Les détails de l'échec du transfert de Mohamed Amine Ramdawi à l'Union de la Capitale ont commencé à faire surface, quelques jours après le départ de l'attaquant de Paradou vers le club russe Baltika Kaliningrad.
Le joueur, âgé de 20 ans, figurait en tête de la liste des priorités de « Souss-Tara » pour renforcer la ligne d’attaque, et semblait sur le point de rejoindre l’équipe avant que la transaction ne capote à la dernière minute.
Dans un entretien accordé au journal « Al-Khabar », le président de l’Union de la Capitale, Bilal Nouiwa, a rompu son silence pour livrer sa version des faits concernant le déroulement des négociations. Il a affirmé ne pas s’être opposé au recrutement de Ramdawi, mais avoir estimé que les conditions financières imposées n’étaient pas conformes aux intérêts du club.

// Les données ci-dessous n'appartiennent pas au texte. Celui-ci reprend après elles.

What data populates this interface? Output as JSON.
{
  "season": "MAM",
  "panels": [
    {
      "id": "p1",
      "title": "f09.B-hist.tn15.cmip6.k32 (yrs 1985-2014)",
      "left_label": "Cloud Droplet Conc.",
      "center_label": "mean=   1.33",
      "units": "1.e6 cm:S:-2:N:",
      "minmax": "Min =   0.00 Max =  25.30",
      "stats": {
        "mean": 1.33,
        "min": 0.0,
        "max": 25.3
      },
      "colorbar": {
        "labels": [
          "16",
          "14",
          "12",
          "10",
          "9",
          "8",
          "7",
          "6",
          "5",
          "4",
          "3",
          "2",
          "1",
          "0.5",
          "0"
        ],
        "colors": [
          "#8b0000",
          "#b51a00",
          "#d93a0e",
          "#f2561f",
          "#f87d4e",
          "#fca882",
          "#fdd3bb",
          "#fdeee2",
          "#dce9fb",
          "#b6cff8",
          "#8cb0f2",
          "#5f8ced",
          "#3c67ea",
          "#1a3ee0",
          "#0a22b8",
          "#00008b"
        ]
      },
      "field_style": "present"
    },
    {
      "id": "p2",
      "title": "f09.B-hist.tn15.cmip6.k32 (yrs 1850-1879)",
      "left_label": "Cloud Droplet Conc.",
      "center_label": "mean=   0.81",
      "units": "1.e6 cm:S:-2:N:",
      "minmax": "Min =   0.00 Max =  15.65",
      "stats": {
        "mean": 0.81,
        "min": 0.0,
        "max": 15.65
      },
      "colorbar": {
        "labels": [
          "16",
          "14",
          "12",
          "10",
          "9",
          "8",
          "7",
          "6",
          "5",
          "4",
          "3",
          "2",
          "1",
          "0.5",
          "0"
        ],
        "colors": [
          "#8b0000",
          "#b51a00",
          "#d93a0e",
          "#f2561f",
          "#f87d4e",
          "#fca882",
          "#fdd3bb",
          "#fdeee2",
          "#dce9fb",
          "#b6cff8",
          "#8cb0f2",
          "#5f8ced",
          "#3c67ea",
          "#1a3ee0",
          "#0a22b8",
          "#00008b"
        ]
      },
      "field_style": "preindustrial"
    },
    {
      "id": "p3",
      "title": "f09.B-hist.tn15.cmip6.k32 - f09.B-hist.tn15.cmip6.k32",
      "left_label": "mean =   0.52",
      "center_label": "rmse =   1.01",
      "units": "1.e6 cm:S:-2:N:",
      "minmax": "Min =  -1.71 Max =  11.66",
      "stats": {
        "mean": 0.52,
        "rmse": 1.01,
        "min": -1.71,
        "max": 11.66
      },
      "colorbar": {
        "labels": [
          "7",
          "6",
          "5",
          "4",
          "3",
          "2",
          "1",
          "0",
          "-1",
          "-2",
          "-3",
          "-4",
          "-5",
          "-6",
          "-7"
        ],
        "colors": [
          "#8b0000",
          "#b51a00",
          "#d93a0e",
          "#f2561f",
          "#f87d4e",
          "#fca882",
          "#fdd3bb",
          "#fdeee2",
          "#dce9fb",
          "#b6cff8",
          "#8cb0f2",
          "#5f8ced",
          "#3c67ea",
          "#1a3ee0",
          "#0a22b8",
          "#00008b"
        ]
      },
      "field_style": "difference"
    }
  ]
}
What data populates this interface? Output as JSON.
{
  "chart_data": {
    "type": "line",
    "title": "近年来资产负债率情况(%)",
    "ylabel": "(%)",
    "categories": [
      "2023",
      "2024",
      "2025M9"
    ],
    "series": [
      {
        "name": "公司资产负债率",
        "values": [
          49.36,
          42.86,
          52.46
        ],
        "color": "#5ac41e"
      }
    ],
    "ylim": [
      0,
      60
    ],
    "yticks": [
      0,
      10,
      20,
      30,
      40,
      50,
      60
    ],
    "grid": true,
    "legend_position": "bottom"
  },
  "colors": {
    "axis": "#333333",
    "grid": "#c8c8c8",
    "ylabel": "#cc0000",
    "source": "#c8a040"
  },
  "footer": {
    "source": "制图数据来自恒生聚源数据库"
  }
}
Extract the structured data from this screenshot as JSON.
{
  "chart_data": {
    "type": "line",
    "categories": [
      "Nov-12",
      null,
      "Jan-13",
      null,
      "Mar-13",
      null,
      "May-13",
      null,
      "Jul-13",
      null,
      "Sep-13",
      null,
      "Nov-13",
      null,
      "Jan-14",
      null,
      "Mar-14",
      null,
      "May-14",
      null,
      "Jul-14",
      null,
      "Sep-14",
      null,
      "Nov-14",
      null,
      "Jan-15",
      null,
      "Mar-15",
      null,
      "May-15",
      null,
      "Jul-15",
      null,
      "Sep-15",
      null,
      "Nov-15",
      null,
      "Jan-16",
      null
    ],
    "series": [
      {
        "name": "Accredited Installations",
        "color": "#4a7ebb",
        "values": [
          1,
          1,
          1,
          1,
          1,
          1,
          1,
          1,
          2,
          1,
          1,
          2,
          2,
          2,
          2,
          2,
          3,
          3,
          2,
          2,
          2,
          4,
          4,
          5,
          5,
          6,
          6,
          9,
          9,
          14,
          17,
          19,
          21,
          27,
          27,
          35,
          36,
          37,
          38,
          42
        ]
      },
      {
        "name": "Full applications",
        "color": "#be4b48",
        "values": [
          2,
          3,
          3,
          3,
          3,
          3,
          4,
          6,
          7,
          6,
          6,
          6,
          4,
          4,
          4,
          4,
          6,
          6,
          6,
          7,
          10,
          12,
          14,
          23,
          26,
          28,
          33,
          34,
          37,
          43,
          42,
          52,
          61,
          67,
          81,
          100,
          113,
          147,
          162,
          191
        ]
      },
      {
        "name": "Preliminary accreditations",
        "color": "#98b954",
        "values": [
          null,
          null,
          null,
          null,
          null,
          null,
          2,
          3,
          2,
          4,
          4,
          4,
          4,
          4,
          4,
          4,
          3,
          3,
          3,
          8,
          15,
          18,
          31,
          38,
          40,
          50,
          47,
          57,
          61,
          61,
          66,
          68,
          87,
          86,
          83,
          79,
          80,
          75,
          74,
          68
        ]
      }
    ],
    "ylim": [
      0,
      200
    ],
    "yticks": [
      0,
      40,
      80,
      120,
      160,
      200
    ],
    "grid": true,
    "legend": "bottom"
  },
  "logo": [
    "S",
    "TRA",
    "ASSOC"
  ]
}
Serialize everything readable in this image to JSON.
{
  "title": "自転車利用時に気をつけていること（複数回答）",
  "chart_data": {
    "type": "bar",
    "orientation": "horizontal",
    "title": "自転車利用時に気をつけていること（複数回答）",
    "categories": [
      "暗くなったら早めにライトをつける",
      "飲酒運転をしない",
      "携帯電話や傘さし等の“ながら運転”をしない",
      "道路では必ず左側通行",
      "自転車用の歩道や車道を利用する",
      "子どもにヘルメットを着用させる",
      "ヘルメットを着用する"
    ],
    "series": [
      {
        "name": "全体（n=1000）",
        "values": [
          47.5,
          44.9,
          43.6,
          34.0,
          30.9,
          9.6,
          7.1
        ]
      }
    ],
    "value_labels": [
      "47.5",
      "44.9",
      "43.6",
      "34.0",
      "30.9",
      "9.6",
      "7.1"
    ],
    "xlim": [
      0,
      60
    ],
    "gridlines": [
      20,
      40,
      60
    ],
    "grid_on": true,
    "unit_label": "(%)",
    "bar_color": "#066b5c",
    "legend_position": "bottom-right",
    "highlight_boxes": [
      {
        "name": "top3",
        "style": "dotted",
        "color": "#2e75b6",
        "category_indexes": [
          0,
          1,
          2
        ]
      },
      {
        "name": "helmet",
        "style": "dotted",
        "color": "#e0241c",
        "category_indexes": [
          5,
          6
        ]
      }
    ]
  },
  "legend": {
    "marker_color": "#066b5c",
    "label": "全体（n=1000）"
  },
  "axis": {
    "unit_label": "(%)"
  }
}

Selon Nouiwa, le directeur sportif Saïd Aliq lui avait initialement proposé un accord d’un montant de 14 milliards de centimes en échange du document de libération du joueur, le club de Paradou conservant 40 % de la valeur de tout transfert futur.
Le président de la fédération a estimé que ce montant était élevé, mais il n’a pas rejeté définitivement l’opération ; il a plutôt demandé une renégociation du montant financier et du pourcentage que Paradou conserverait en cas de revente du joueur.
Cependant, la situation a changé quelques heures plus tard, selon les déclarations de Nouiwa, puisque le montant de la transaction est passé à 17 milliards de centimes nets au profit de Paradou, hors taxes, ce qui a porté le coût total à environ 20 milliards de centimes.
Il a ajouté que le salaire demandé pour le joueur était également élevé, alors que le Paradou n’avait fait aucune concession concernant le pourcentage de 40 % sur la revente.
Les réserves du président de l’Union de la Capitale ne se sont pas limitées à l’aspect financier, puisqu’il a souligné plusieurs irrégularités dans la conduite des négociations.
Il a précisé que Ramdawi et les responsables de Paradou n’avaient pas assisté aux réunions consacrées à la discussion de la transaction. Il a également révélé que Saïd Aliq lui avait demandé de signer le contrat avant même que le joueur et le club vendeur ne l’aient signé, une démarche qu’il a qualifiée de contraire aux usages en vigueur dans ce type d’opérations.
Nouaoua a démenti la véracité des informations selon lesquelles son accord seul aurait empêché la conclusion de la transaction, affirmant qu’il n’avait reçu aucun document signé par le joueur ou la direction de Paradou.
Il a également souligné que la personne présentée comme le représentant de Ramdawi ne disposait d’aucune procuration officielle attestant de son statut dans les négociations.
Ces déclarations mettent en lumière les tensions existantes entre le président de l’Union de la capitale, Bilal Nouiwa, et le directeur sportif Saïd Aliq, qui sont clairement apparues lors de la gestion du dossier du jeune attaquant.
Alors que les négociations étaient au point mort en raison de ces dissensions internes, le club Baltika Kaliningrad a agi rapidement et a réussi à conclure un accord avec Paradou ainsi qu’à convaincre Ramdawi de tenter l’aventure professionnelle en Russie.
L'affaire s'est soldée par la perte de cette transaction pour l'Union de la Capitale, tandis que des interrogations persistent quant à la manière dont le club gère les dossiers de transfert et à ses dissensions internes pendant le mercato.